O mundo islâmico, minha própria área de foco como historiador da ciência e do império, foi atingido de maneira particularmente dura pela praga – chamada ta’un em árabe, que significa “destruidor”. Lá, ajudou a dar origem ao que chamo de “revolução científica oculta”, onde várias ciências ocultas – astrologia, alquimia, cabala, geomancia, interpretação de sonhos – se tornaram uma base importante para o império mais do que nunca. A capacidade de prever o futuro com adivinhação e, em seguida, mudá-lo com magia era de óbvio interesse político, militar e econômico, e estava associada a Alexandre o Grande em particular. A Europa Ocidental viu um surto paralelo de ocultismo – grande parte dele de fontes árabes – que agora chamamos de Renascimento. A revolução científica que se seguiu continuou a mesma tendência: os historiadores agora admitem que santos da ciência como Johannes Kepler, Francis Bacon, Robert Boyle e Isaac Newton eram igualmente ocultistas delirantes.

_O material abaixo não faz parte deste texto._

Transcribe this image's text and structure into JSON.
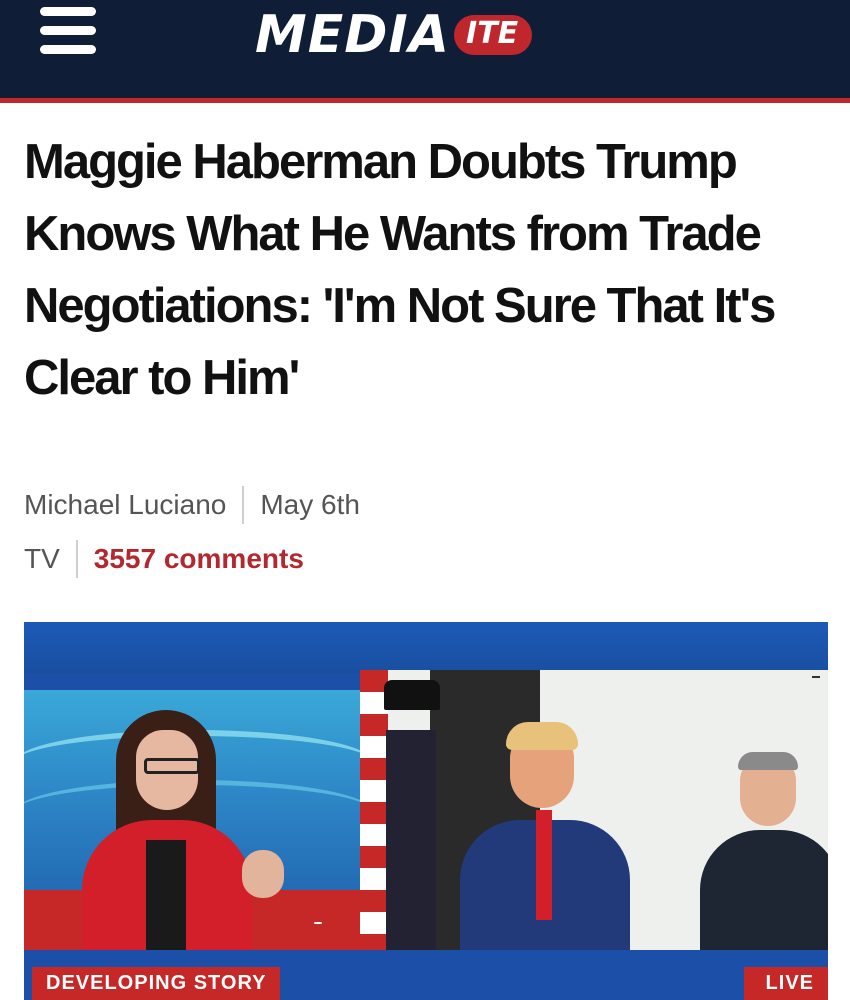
{
  "header": {
    "menu_icon": "hamburger-menu-icon",
    "logo_main": "MEDIA",
    "logo_badge": "ITE",
    "colors": {
      "background": "#0f1e36",
      "accent": "#c0272d"
    }
  },
  "article": {
    "headline": "Maggie Haberman Doubts Trump Knows What He Wants from Trade Negotiations: 'I'm Not Sure That It's Clear to Him'",
    "author": "Michael Luciano",
    "date": "May 6th",
    "category": "TV",
    "comments": "3557 comments",
    "comments_color": "#b3282f"
  },
  "video": {
    "lower_third_left": "DEVELOPING STORY",
    "lower_third_right": "LIVE",
    "badge_color": "#c62828"
  }
}
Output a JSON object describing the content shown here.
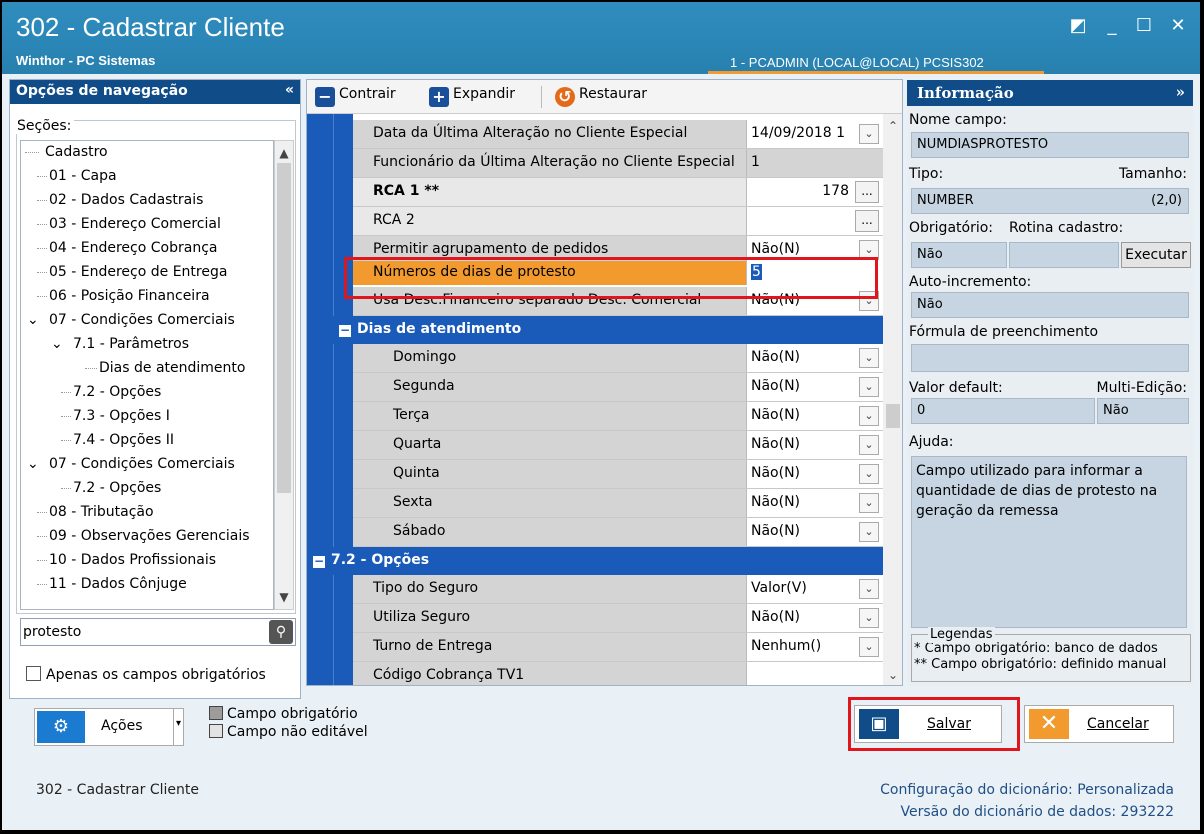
{
  "window": {
    "title": "302 - Cadastrar Cliente",
    "subtitle": "Winthor - PC Sistemas",
    "user_info": "1 - PCADMIN (LOCAL@LOCAL)   PCSIS302",
    "buttons": {
      "restore": "◩",
      "minimize": "_",
      "maximize": "☐",
      "close": "✕"
    }
  },
  "nav": {
    "header": "Opções de navegação",
    "collapse": "«",
    "sections_label": "Seções:",
    "tree": [
      "Cadastro",
      "01 - Capa",
      "02 - Dados Cadastrais",
      "03 - Endereço Comercial",
      "04 - Endereço Cobrança",
      "05 - Endereço de Entrega",
      "06 - Posição Financeira",
      "07 - Condições Comerciais",
      "7.1 - Parâmetros",
      "Dias de atendimento",
      "7.2 - Opções",
      "7.3 - Opções I",
      "7.4 - Opções II",
      "07 - Condições Comerciais",
      "7.2 - Opções",
      "08 - Tributação",
      "09 - Observações Gerenciais",
      "10 - Dados Profissionais",
      "11 - Dados Cônjuge"
    ],
    "search_value": "protesto",
    "only_required_label": "Apenas os campos obrigatórios"
  },
  "toolbar": {
    "collapse_label": "Contrair",
    "expand_label": "Expandir",
    "restore_label": "Restaurar"
  },
  "grid": {
    "rows": [
      {
        "name": "Data da Última Alteração no Cliente Especial",
        "value": "14/09/2018 1"
      },
      {
        "name": "Funcionário da Última Alteração no Cliente Especial",
        "value": "1"
      },
      {
        "name": "RCA 1 **",
        "value": "178"
      },
      {
        "name": "RCA 2",
        "value": ""
      },
      {
        "name": "Permitir agrupamento de pedidos",
        "value": "Não(N)"
      },
      {
        "name": "Números de dias de protesto",
        "value": "5"
      },
      {
        "name": "Usa Desc.Financeiro separado Desc. Comercial",
        "value": "Não(N)"
      }
    ],
    "section_days": "Dias de atendimento",
    "days": [
      {
        "name": "Domingo",
        "value": "Não(N)"
      },
      {
        "name": "Segunda",
        "value": "Não(N)"
      },
      {
        "name": "Terça",
        "value": "Não(N)"
      },
      {
        "name": "Quarta",
        "value": "Não(N)"
      },
      {
        "name": "Quinta",
        "value": "Não(N)"
      },
      {
        "name": "Sexta",
        "value": "Não(N)"
      },
      {
        "name": "Sábado",
        "value": "Não(N)"
      }
    ],
    "section_options": "7.2 - Opções",
    "options": [
      {
        "name": "Tipo do Seguro",
        "value": "Valor(V)"
      },
      {
        "name": "Utiliza Seguro",
        "value": "Não(N)"
      },
      {
        "name": "Turno de Entrega",
        "value": "Nenhum()"
      },
      {
        "name": "Código Cobrança TV1",
        "value": ""
      }
    ]
  },
  "info": {
    "header": "Informação",
    "collapse": "»",
    "field_name_label": "Nome campo:",
    "field_name": "NUMDIASPROTESTO",
    "type_label": "Tipo:",
    "size_label": "Tamanho:",
    "type": "NUMBER",
    "size": "(2,0)",
    "required_label": "Obrigatório:",
    "routine_label": "Rotina cadastro:",
    "required": "Não",
    "execute_label": "Executar",
    "autoinc_label": "Auto-incremento:",
    "autoinc": "Não",
    "formula_label": "Fórmula de preenchimento",
    "formula": "",
    "default_label": "Valor default:",
    "multi_label": "Multi-Edição:",
    "default": "0",
    "multi": "Não",
    "help_label": "Ajuda:",
    "help": "Campo utilizado para informar a quantidade de dias de protesto na geração da remessa",
    "legend_title": "Legendas",
    "legend1": "* Campo obrigatório: banco de dados",
    "legend2": "** Campo obrigatório: definido manual"
  },
  "bottom": {
    "actions_label": "Ações",
    "legend_required": "Campo obrigatório",
    "legend_readonly": "Campo não editável",
    "save_label": "Salvar",
    "cancel_label": "Cancelar",
    "status_left": "302 - Cadastrar Cliente",
    "config_label": "Configuração do dicionário:",
    "config_value": "Personalizada",
    "version_label": "Versão do dicionário de dados:",
    "version_value": "293222"
  },
  "colors": {
    "title_bar": "#2a86b6",
    "nav_header": "#0f4c88",
    "grid_blue": "#1a5ab8",
    "highlight_orange": "#f29a2e",
    "annotation_red": "#e0161e"
  }
}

O império otomano tentou expurgos físicos e morais
A medicina também era frequentemente classificada e praticada como ciência oculta entre os médicos pré-modernos muçulmanos, judeus e cristãos. Muitos o consideraram irmã da alquimia, ambas as ciências sendo baseadas no aproveitamento de correspondências cósmicas e simpatias naturais para restaurar o equilíbrio elementar no corpo humano – a definição de saúde. As técnicas de extensão da vida também foram fundamentais para a busca alquímica. Os enormes desequilíbrios físicos e sociopolíticos provocados pela peste foram respondidos por um surto de medicina, oculta ou não.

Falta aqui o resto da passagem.